30 September 2011

Rough draft



To start writing anything, I tell myself that no one will read it.  That way, I can say what I need to say without feeling inhibited. The challenge with this mentality when it comes to creating a portfolio, is knowing that someone will read its contents for the purpose of evaluating its worthiness, to pick it apart—or glance over it and toss it out—makes me keenly aware of myself, and my words as a reflection of that self—not as a mirror image, but as an outward manifestation of my attempt to arrive at an inner truth. 
I see poetry is an honorable lie, taken on with a naïve sort of wisdom. The struggle becomes one inside the mind of the author, and is worked out malleably through the journey of the poem: the journey of the author in discovering the words and hearing them, happening upon them as if they have always been there, waiting silently to be heard.  There is also the journey of any presumed reader, as they navigate the text and interact with it.  The words themselves are on a journey; only, they are not so destination oriented, even if they are sometimes grounded by physical or geographical setting.  Words are nomadic in nature.  They pause and settle briefly on the buds of my synapses, only to immediately thereafter be transmitted over illegal broadcasts stationed in mare liberum.  My job, as the author, is to tune in, and try to catch what I can, before the words are off again, without a chaperone. 

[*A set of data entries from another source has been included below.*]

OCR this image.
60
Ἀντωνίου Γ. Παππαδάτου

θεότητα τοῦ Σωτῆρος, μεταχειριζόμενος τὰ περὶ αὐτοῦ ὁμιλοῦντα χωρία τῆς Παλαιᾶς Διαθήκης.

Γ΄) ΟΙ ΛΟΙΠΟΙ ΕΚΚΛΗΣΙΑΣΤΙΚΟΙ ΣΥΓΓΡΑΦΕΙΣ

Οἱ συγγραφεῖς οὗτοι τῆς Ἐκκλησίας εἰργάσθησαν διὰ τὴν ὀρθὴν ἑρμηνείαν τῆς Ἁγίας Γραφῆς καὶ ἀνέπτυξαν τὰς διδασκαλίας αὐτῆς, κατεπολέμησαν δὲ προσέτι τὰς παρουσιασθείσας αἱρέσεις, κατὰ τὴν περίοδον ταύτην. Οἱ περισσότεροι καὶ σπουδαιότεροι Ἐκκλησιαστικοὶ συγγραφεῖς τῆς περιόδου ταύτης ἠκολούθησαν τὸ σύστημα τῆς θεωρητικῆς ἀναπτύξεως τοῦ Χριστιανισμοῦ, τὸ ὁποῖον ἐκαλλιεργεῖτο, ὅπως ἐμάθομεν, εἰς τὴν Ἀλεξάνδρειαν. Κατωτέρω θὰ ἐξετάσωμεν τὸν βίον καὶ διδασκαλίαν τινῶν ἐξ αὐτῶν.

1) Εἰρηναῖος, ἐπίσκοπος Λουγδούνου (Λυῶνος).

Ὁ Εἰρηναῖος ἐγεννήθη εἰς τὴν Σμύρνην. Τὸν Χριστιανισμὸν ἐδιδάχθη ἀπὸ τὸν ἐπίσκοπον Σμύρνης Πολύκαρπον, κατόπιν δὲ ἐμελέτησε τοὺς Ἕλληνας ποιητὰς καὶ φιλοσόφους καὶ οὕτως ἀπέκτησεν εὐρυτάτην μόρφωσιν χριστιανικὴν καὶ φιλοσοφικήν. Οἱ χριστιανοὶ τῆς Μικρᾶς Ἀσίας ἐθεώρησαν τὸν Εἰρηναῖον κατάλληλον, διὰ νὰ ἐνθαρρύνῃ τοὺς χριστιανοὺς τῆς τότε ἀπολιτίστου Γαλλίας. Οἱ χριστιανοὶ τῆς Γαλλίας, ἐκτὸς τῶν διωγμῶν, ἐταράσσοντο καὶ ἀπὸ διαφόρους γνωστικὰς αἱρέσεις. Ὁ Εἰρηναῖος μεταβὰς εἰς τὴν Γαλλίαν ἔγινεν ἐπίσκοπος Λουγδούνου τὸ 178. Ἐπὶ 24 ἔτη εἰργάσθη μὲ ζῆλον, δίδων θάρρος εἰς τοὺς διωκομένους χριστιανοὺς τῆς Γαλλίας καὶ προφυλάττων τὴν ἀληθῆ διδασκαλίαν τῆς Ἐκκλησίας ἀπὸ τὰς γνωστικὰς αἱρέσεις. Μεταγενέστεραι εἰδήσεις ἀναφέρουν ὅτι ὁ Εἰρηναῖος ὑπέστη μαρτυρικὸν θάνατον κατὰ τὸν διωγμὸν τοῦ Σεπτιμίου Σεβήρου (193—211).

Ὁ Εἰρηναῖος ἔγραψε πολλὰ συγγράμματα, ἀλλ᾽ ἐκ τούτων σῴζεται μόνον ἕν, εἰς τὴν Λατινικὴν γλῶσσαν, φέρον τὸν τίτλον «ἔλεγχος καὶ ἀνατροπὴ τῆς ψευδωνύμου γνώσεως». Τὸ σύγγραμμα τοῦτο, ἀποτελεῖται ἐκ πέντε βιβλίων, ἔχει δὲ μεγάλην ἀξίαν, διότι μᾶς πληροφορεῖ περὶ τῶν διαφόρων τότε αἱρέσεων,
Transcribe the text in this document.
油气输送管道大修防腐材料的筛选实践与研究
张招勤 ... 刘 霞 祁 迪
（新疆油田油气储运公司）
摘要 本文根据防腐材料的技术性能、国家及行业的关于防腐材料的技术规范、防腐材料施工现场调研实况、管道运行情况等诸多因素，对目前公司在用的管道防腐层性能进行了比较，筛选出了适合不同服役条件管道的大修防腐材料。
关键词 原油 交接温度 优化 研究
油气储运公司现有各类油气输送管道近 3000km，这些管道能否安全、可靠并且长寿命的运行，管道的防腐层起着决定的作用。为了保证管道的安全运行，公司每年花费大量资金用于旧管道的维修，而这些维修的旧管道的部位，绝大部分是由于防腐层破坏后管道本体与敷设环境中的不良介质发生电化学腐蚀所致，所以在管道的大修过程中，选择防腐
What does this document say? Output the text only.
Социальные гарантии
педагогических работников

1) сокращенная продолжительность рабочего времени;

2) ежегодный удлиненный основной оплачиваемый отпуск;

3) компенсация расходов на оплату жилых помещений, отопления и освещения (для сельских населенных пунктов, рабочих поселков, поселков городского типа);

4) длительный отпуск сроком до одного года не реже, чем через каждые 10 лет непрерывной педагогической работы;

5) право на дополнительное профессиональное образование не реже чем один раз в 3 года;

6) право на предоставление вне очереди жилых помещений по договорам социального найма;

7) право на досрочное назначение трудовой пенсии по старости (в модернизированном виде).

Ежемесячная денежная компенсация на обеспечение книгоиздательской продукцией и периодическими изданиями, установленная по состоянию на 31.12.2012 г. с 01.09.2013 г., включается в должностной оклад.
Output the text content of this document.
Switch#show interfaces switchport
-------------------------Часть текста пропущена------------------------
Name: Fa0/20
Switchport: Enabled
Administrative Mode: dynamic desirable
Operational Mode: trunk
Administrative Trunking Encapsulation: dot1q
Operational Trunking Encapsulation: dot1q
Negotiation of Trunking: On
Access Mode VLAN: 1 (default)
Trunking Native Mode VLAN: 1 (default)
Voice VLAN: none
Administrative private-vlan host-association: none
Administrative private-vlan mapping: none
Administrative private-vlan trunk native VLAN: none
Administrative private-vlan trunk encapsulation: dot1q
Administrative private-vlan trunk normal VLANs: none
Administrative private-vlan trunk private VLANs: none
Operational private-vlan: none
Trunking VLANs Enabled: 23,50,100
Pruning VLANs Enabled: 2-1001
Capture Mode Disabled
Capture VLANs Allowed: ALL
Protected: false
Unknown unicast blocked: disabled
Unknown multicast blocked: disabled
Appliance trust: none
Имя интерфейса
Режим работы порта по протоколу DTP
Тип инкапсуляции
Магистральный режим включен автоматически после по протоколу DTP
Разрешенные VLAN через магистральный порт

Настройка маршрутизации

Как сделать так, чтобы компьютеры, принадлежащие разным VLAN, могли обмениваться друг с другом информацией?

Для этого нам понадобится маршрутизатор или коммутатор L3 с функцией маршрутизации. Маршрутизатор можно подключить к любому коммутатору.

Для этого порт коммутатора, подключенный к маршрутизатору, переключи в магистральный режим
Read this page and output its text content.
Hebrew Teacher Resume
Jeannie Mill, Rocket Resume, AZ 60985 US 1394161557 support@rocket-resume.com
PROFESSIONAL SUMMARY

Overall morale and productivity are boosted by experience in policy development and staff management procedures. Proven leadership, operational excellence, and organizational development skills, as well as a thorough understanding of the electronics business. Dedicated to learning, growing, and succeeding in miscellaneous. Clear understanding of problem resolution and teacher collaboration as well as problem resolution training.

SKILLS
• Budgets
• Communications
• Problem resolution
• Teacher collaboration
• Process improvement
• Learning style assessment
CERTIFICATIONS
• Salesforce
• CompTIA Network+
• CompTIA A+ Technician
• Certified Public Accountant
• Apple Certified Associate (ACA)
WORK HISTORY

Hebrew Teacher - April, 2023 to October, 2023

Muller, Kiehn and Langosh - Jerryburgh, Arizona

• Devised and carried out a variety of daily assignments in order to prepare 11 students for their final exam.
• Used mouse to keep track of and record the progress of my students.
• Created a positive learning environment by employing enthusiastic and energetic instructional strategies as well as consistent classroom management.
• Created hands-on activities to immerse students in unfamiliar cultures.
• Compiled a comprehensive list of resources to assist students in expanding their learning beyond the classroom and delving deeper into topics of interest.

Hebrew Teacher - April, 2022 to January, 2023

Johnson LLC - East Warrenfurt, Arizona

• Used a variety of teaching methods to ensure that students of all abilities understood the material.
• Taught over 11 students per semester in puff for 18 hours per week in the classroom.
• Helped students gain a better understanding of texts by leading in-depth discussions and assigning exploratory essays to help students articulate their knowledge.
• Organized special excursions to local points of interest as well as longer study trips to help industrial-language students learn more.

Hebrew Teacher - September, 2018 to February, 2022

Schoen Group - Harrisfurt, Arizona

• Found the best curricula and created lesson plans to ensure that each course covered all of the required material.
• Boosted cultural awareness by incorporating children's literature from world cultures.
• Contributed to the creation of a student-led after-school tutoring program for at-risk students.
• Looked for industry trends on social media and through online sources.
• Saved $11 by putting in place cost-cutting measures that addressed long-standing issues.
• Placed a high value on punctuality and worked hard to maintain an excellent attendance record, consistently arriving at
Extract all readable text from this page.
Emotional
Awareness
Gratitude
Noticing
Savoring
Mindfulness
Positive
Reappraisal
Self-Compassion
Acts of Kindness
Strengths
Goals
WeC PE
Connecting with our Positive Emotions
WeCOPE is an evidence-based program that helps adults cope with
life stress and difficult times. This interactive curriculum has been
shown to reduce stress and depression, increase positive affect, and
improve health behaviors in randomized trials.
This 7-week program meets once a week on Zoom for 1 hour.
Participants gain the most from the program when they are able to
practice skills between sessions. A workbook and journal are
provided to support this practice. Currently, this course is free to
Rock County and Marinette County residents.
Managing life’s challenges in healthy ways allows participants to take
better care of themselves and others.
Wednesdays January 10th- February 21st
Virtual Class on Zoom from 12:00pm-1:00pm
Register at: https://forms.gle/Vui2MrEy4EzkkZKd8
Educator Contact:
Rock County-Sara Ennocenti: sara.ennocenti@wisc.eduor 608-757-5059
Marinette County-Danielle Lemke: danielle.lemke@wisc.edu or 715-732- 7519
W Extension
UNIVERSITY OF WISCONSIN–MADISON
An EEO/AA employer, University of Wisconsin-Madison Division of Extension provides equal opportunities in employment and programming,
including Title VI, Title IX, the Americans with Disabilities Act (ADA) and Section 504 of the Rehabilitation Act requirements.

For all their flightiness, words hold certain permanence in our society: in the words of the title character of V for Vendetta, “words always retain their power. Words are the means to meaning, and for some, the annunciation of truth.”  The “meaning” of words, however, maintains a flexible workability to be re-appropriated in definition, tense, and implication.  Of course, one could say that words, on a page, or saved on a hard drive that commits clicking suicide, lack permanence: we can burn books, and computers, are computers.  Perhaps then, the sense of longevity comes down to letters, even as they have evolved in physicality and sound.  Symbols to represent sound existed before we developed the intellect to harness and manifest them physically by writing or carving them out, in so many variations as there are written languages, and people to pronounce them differently; with that, we each know the sounds (and, by extension, the syllables and words they comprise) differently.  Perspective is the stuff of existence: what makes each of us our own being, but that we are all beings of one being, at the risk of straying to the metaphysical.  It begs the question of whether sound directly affects our understanding of words, not merely in terms of inflection and stresses, but at the more elemental level of individual sounds.  If we grow up deaf, we understand language more manually: learning to make sounds that we cannot hear, by observing and learning muscle movements.  It is not to say that we understand words any less if we do not hear them, but that we interact with them differently on a fundamental level: to not hear the words coming out of our own mouths, but rather to know words in terms of their tactility, how they move mechanically through our mouth.  When sounds are on a page to be read as letters, it allows words a layered texture: an amplification when spoken, and a more subtle understanding when they lie quietly confined to ink lines on the page.
For a time, I separated oral and written poetry in my mind.  There were certain poems that I would perform at an open-mic that I never would have brought into an academic workshop.  I didn’t see one as greater than the other, but I did see them as apart from one another.  In terms of content and style, I was more willing to be abrasive when performing in front of an audience, where my poem would be taken as an overall experience, than I was in a classroom, where I knew it would be “put on the chopping block”.  On the other side of it, I would write poems that didn’t flow as well out-loud, and I saw those as best kept silent on the page.  I shared this with a creative writing Professor at UMD, who made the suggestion, that I try to do both: to write something that spans a bridge between the two spheres in my mind, so that it would carry the same weight on the page as it did off.  At first, I didn’t see how I could reconcile the differences between my two main audiences, the colloquial and the academic.  I became very frustrated with my writing; I felt like I had lost the ability to produce something original, something that would garner a reaction, and, ultimately, that I would be proud to call my own.  I had arrived at the root of my problem: I needed to stop writing for other people, and return to writing for myself, as I had as a child, as pure creative expression without motive.  I began to see writing as a meditation of sorts: once I found a first line, I would try to keep writing, without thinking about what I was going to say next, lilting the flow, uninhibitedly. 
I have developed a fascination for sound, and how it determines words.  When I am writing, and I come to a point where I am stuck, but the poem is not finished, I shut-up and listen for it: what sound or syllable should come after last word, or letter? What is a word that starts with the sound I am hearing?  Sound allows me to drive the poem forward, it forces me to find thoughts and ideas that I wouldn’t have otherwise. Often when I return to a poem, to read back what I have just written, I surprise myself, as if I have stumbled upon some form of truth.